The average assets of an MP are now 345.8 times that of an annual income of a tax-filing individual. 

This means it will take the average taxpayer 345.8 years to earn the equivalent of the assets of the average Lok Sabha MP.

This is only marginally worse than before. It was 299.8 times in 2014. The income-tax data for previous years is not available. 

The data is based on gross income given in income-tax statistics. 

Gross income includes all earnings including salary, business income as well as rent.

The analysis used 2016-17 (FY17) numbers (the latest available). The asset details are based on the latest affidavits for MPs, collated by non-governmental organisation Association for Democratic Reforms though its campaign National Election Watch, in periodic reports .

The average assets of MPs have risen at an annualised rate of 7.3 per cent between 2014 and 2019. Gross income grew slightly slower at 7.2 per cent between FY14 and FY17 for individuals filing income tax returns. Average gross income rose from Rs 4.9 lakh to Rs 6 lakh. 

The average MP’s assets rose from Rs 14.7 crore in the previous LS (2014) Rs 20.9 crore in the latest one (2019). The growth of an MP’s assets may be faster than the growth of the average salary of the income tax-filing individual.

The average salary income rose 5.9 per cent from Rs 5.7 lakh in FY14 to Rs 6.8 lakh in FY17. Average business income rose at 8 per cent in the same period from Rs 3.2 lakh in 2014 to Rs 4 lakh in FY17.

There are 225 MPs who have been re-elected. A comparison of how sitting MPs who have been re-elected shows that growth in their assets is lower (the annualised growth rate of 5.1 per cent) than that for individuals. But it is also lower than the 7.3 per cent growth rate for the LS as a while. This would suggest that the rise in average assets may be driven by the newly elected MPs rather than the existing ones.

This seems borne out by another statistic in the NGOs’ report mentioned earlier. The number of MPs who have declared assets of more than Rs 1 crore has risen. It was 58 per cent in 2009, rose to 82 per cent in 2014, and is now 88 per cent in 2019.

The caveat is that tax numbers for 2017 may have changed by 2019, but tax filers are typically wealthier than the average Indian. “The per capita net national income during 2018-19 is estimated to be Rs 1,25,397,” according to a government statement in January this year. This is less than a quarter of the average gross income used above, which would mean that the gap may be wider for the public at large.

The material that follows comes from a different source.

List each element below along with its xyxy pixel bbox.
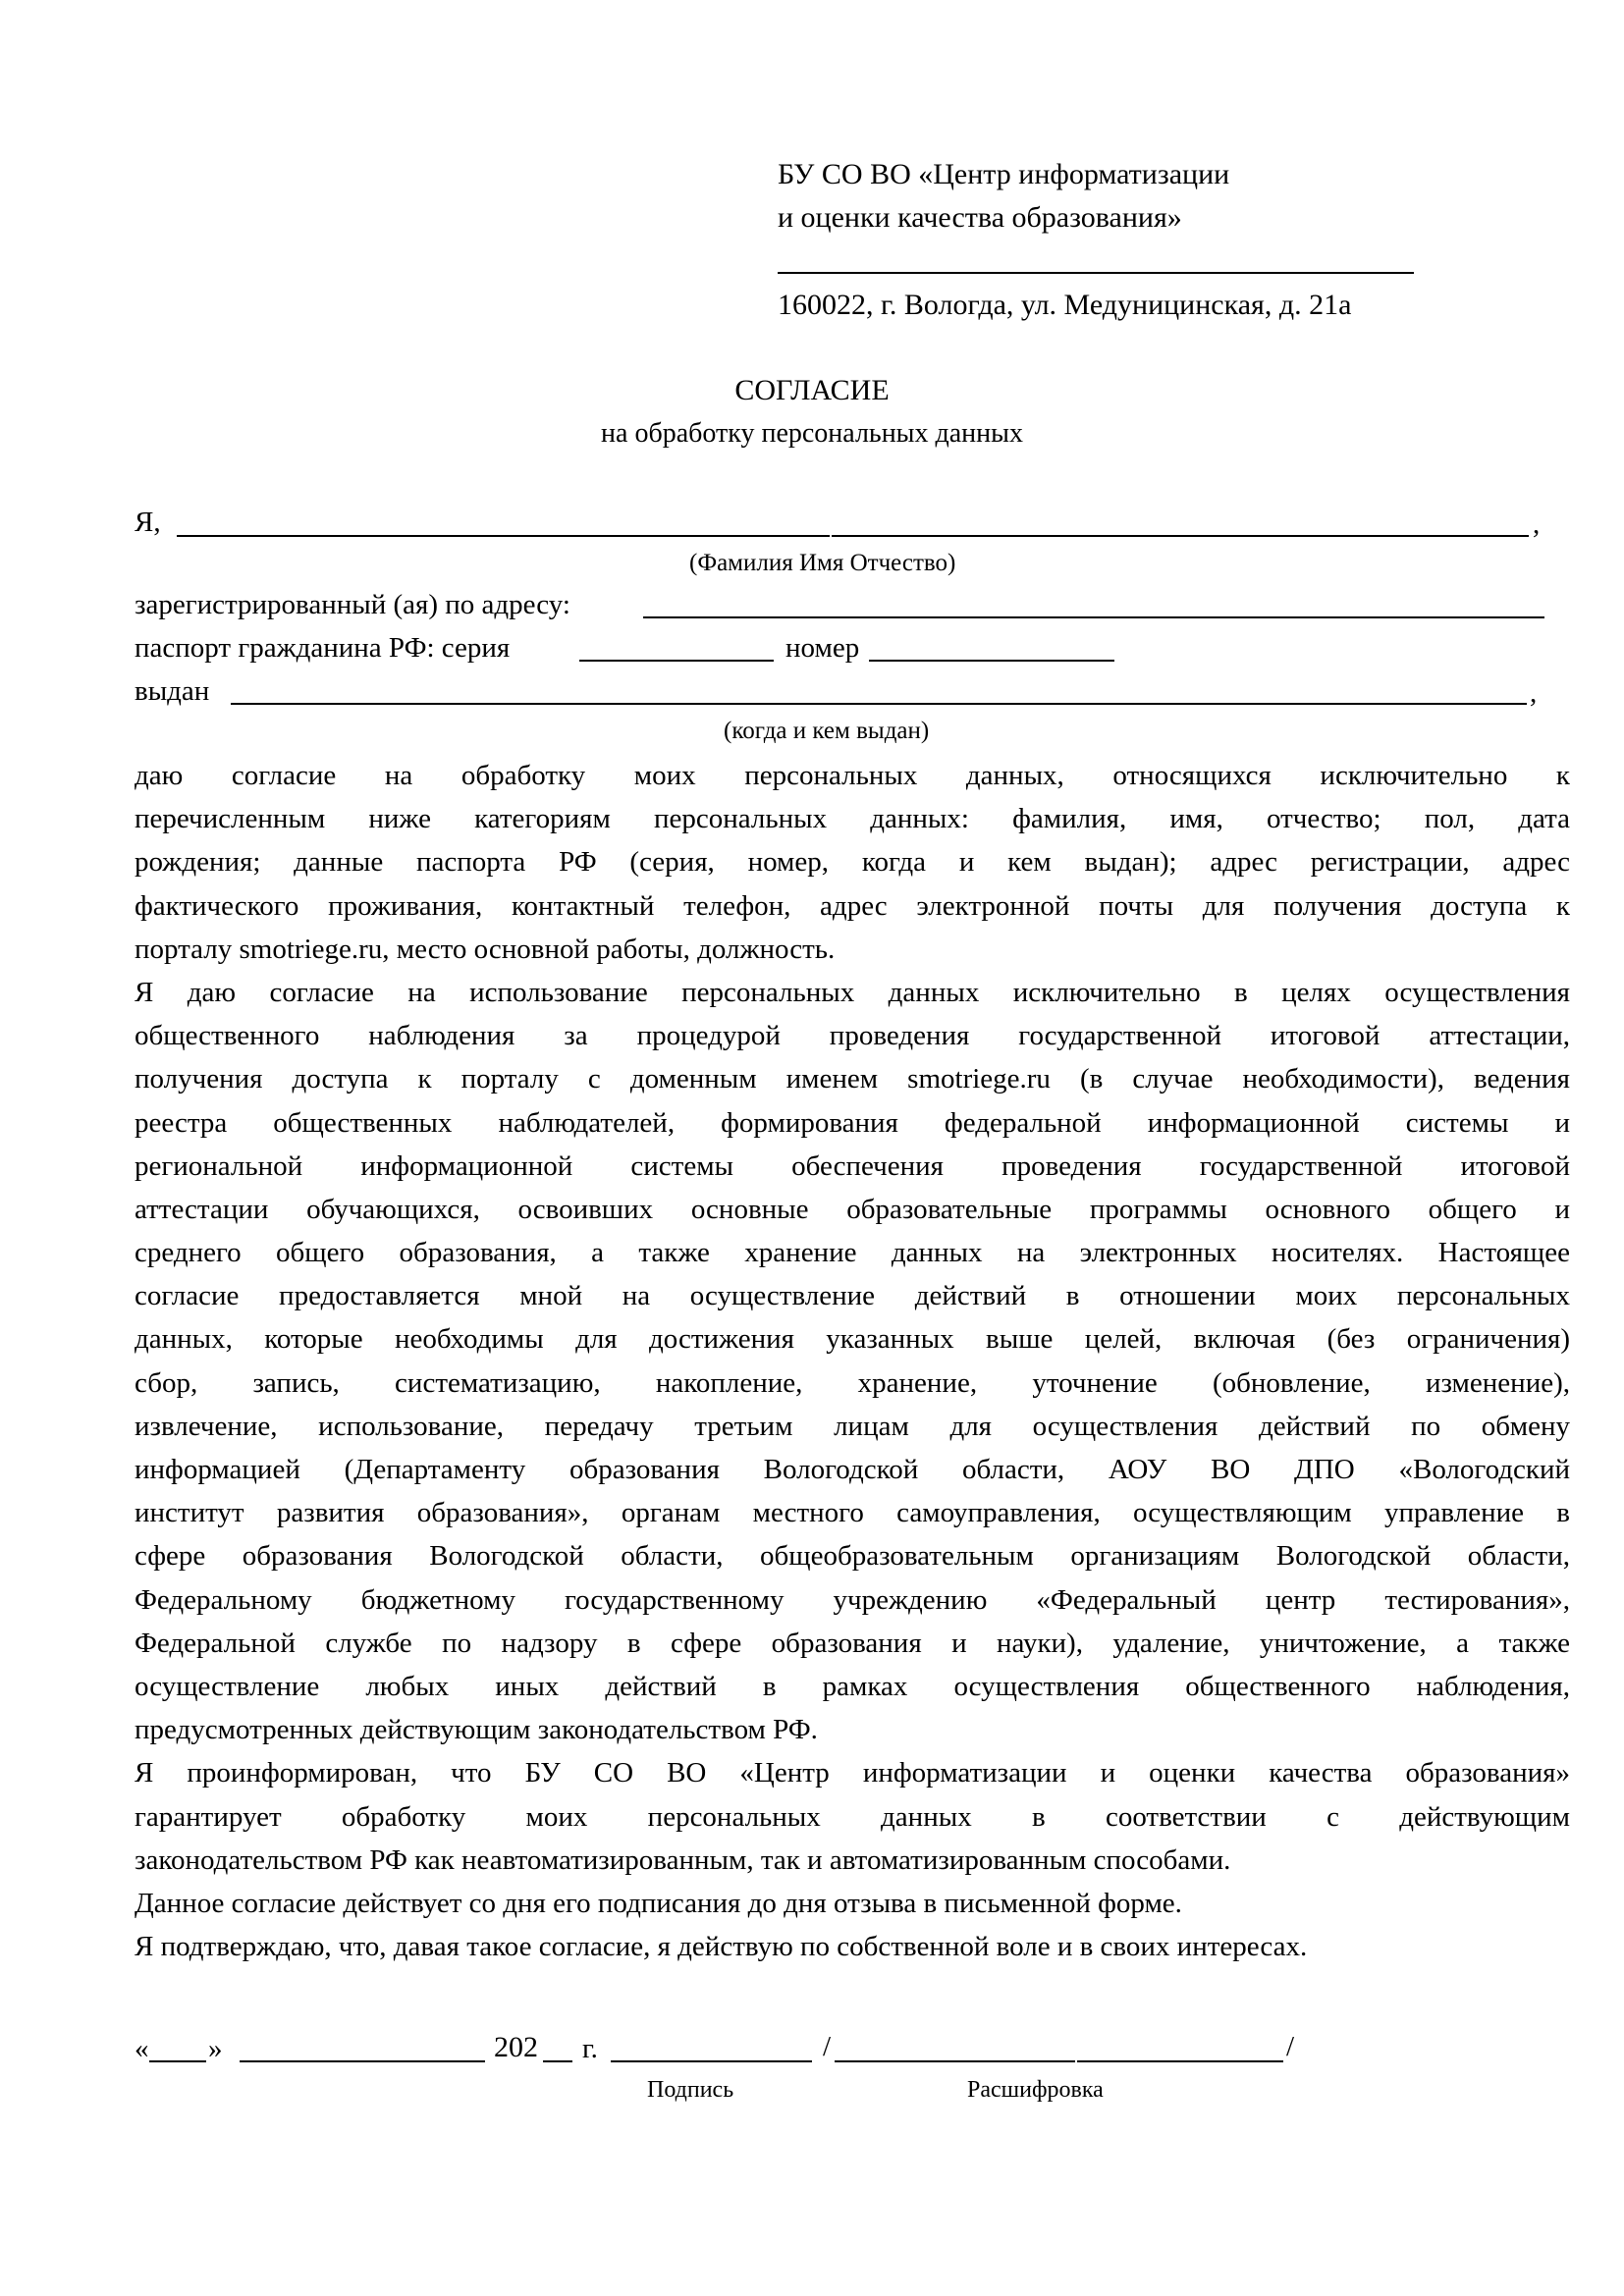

Research has suggested that the wealthy tend to have different attitudes towards public issues than the majority of the people, and they exert a disproportionate impact on policy even if they are not part of government. The wealthy tend to have more conservative views on taxation, economic regulation and social welfare programmes, according to a 2013 study entitled Democracy and the Policy Preferences of Wealthy Americans from authors Benjamin I Page, Larry M Bartels, and Jason Seawright, published in the journal Perspectives on Politics. (Democracy to Politics).